Itu semua baru level demontrasi atau MOCKUP belaka, TIDAK akan lebih dari itu!
Kok bisa? Iya tentu saja bisa. Lha wong ada pattern logisnya kok untuk memahami sebuah negara itu bisa membuat riset-riset inovatif yang mensejahterakan masyarakatnya.
Tulisan ini kubagi dalam 2:
- Studi Kasus Negara-Negara lain tentang Pembiayaan Dana Riset
- Proses Bagaimana Negara-Negara lain membangun tradisi riset
1. Studi Kasus Negara-Negara Maju tentang Pelaku Riset
Ada 3 Pattern yang bisa kita lihat:
1. Amrik dan Anglo Saxon
Riset dilakukan oleh Universitasnya. Jadilah Universitasnya digelontorkan dana berlimpah. Dikarenakan negara kaya maka mereka cukup banyak bisa menggelontorkan uangnya.
Bagaimana cara mendapatkan dananya? Yah dengan APBN Negara tersebut plus dengan Donasi Dana Abadinya dari para bilantropi. Dikarenakan tidak semua Universitas berhasil membangun dana abadi dari para bilantropi, dan dikarenakan negara dananya cuma terbatas maka hanya sedikit Universitas yang bisa maju.
Di Amerika yah paling itu-itu aja yang hebat: Havard, MIT, Caltech, Princeton, Yale, Colombia, Cornell, Stanford, Chicago, itu semua swasta. Yang negeri paling yang top UCLA, UCB dan U Michigan ann Arbor.

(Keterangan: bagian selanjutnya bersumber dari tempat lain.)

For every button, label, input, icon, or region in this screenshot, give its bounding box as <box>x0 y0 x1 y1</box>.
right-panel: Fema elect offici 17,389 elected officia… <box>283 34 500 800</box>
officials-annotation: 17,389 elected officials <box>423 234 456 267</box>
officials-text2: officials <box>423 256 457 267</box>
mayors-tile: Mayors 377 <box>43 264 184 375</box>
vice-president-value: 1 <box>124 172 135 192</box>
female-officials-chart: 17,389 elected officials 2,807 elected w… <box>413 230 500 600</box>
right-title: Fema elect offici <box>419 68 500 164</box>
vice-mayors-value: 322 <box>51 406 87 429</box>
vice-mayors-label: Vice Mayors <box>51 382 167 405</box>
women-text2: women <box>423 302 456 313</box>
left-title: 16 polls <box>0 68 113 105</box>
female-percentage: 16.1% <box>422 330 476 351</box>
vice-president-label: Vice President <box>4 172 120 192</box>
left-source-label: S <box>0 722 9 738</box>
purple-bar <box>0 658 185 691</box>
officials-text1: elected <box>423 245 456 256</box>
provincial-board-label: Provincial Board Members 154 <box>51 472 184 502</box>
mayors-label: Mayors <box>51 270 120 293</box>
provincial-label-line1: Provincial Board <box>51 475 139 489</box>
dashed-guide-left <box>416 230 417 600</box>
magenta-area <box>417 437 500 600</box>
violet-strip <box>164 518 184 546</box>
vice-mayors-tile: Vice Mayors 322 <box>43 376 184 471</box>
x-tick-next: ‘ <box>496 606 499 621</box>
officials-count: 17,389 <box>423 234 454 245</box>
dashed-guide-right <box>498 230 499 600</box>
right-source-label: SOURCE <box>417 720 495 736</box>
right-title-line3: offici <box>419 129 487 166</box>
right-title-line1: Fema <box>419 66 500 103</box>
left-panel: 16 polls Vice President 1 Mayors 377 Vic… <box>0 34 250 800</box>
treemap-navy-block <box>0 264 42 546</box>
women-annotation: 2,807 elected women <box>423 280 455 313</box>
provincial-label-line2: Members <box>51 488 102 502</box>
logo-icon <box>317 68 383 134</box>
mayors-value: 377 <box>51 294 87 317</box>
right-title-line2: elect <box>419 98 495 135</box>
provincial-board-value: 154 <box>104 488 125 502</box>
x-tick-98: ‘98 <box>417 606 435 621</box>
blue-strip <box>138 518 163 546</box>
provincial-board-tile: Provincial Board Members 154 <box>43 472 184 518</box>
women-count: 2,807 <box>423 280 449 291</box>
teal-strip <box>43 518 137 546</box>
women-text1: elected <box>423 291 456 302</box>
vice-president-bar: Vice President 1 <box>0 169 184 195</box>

Di Inggris paling: Oxbridge (Oxford dan Cambridge) dan beberapa Universitas di bawah payung The Federal University of London, model UCL atau Imperial College.
Alasannya logis: Negara (meskipun sehebat Amrik atau UK) tidak sanggup men-support riset Uni besar-besaran, serta tidak semua Uni mampu membangun dana abadi dari para bilantropi atau CSR Industri.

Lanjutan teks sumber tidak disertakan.